O projeto Bolivar Online, desenvolvido em 2019 e 2020, cumpriu esse papel de expandir o diálogo para além dos muros da escola, trazendo estudantes de outros colégios do entorno para participar do festival de artes, dança, música e canto, que será realizado em outubro deste ano de forma online.

“Eu acredito que o maior favor que a escola pública poderia propiciar seria abrir suas portas para a comunidade. Que, quando pudermos retomar as atividades presenciais, essa porta não fique aberta apenas para os pais, mas que a quadra de esportes e o teatro, por exemplo, possam ser usados para uma apresentação de ballet, uma roda de capoeira ou uma reunião”, defende Gilda.

Iniciativa para mudança
“Muitas vezes os adolescentes percebem injustiças e têm o desejo de mudar, mas, ao mesmo tempo, ficam esperando que alguém faça ou proponha essa mudança”, afirma Aaron Rodrigues, aluno do Colégio Estadual do Rio do Antônio, que fica na cidade homônima, na Bahia.

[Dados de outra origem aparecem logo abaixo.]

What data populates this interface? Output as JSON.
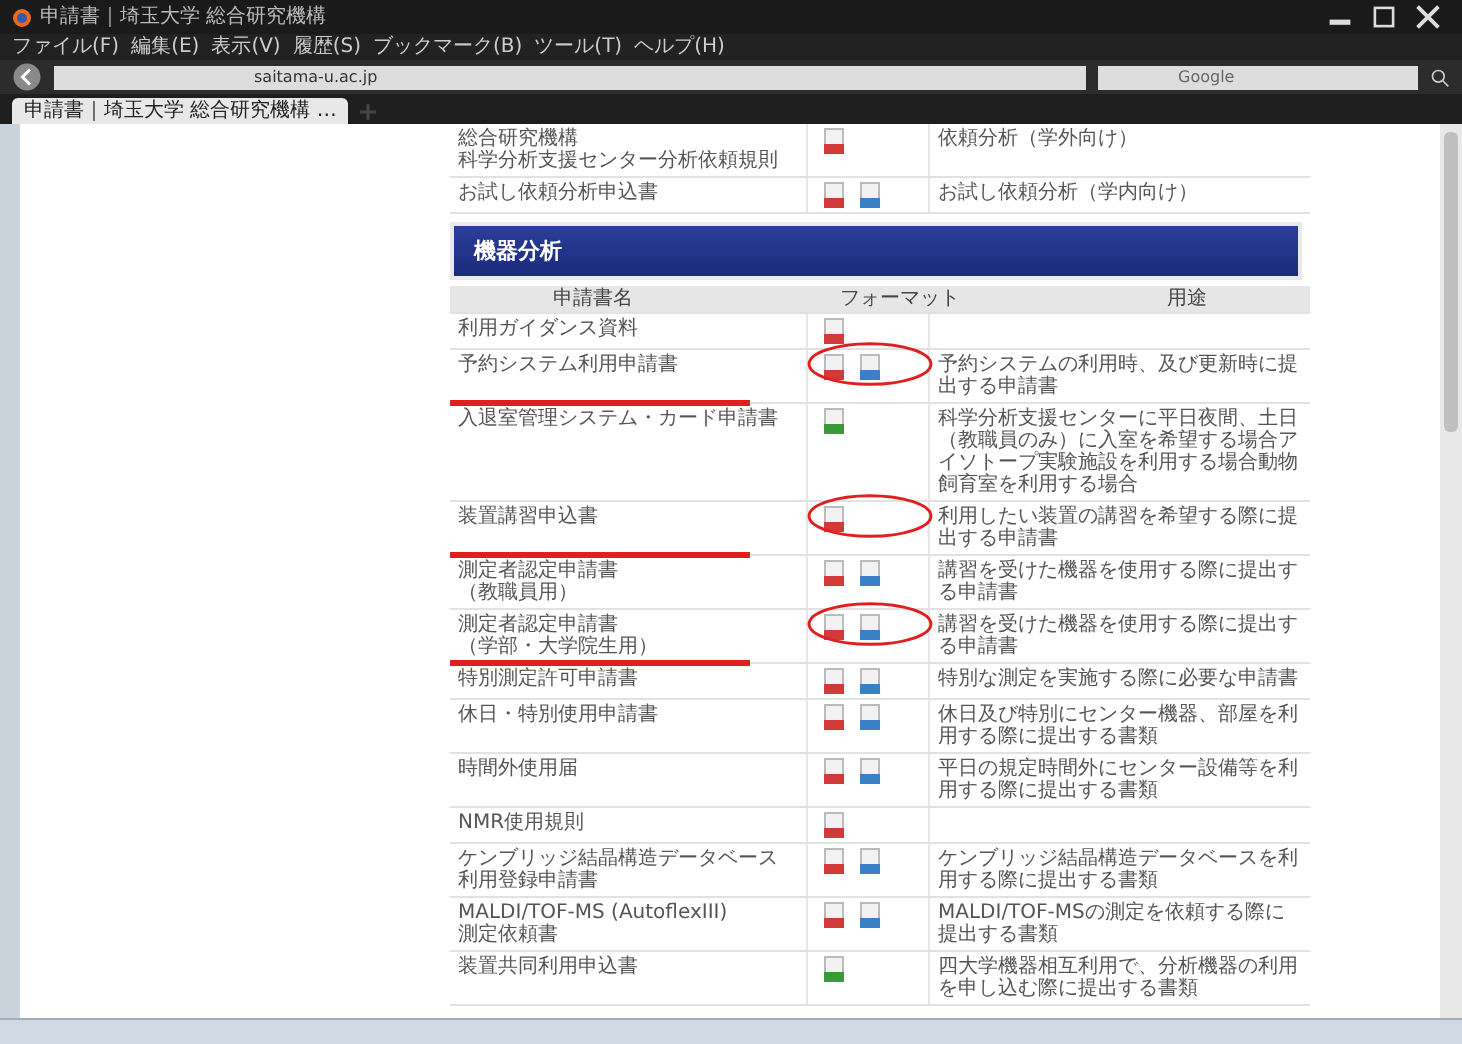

Com duas colegas, Aaron decidiu lançar o Chama Preta, uma iniciativa para combater a desvalorização do trabalho de artistas negros da região, motivado pelo racismo. O projeto, que começou com um perfil no Instagram, reúne notícias, abre espaço para pessoas negras se manifestarem e traz conteúdos de forma descontraída, como conta o estudante.

A ideia é que, depois da pandemia, o trabalho possa crescer e passar a ser presencial, com a realização de uma oficina com artistas profissionais negros e, depois, uma exposição desses trabalhos. “O mais maravilhoso do Criativos da Escola é nos dar oportunidade, porque muitas vezes temos interesse em nos mobilizar e expor uma situação, mas não vemos como fazer. O projeto traz essa chance para mudarmos o nosso presente e fazer com que o futuro fique melhor”, defende.

Participe
Além do lançamento do livro que traça esse panorama das iniciativas de alunos por todo o Brasil, a Liga Criativos da Escola também tem como objetivo ser um chamado para que toda a sociedade brasileira possa se envolver na garantia do protagonismo e participação de crianças e jovens, incentivando e possibilitando que eles participem do diagnóstico de questões e da elaboração de soluções.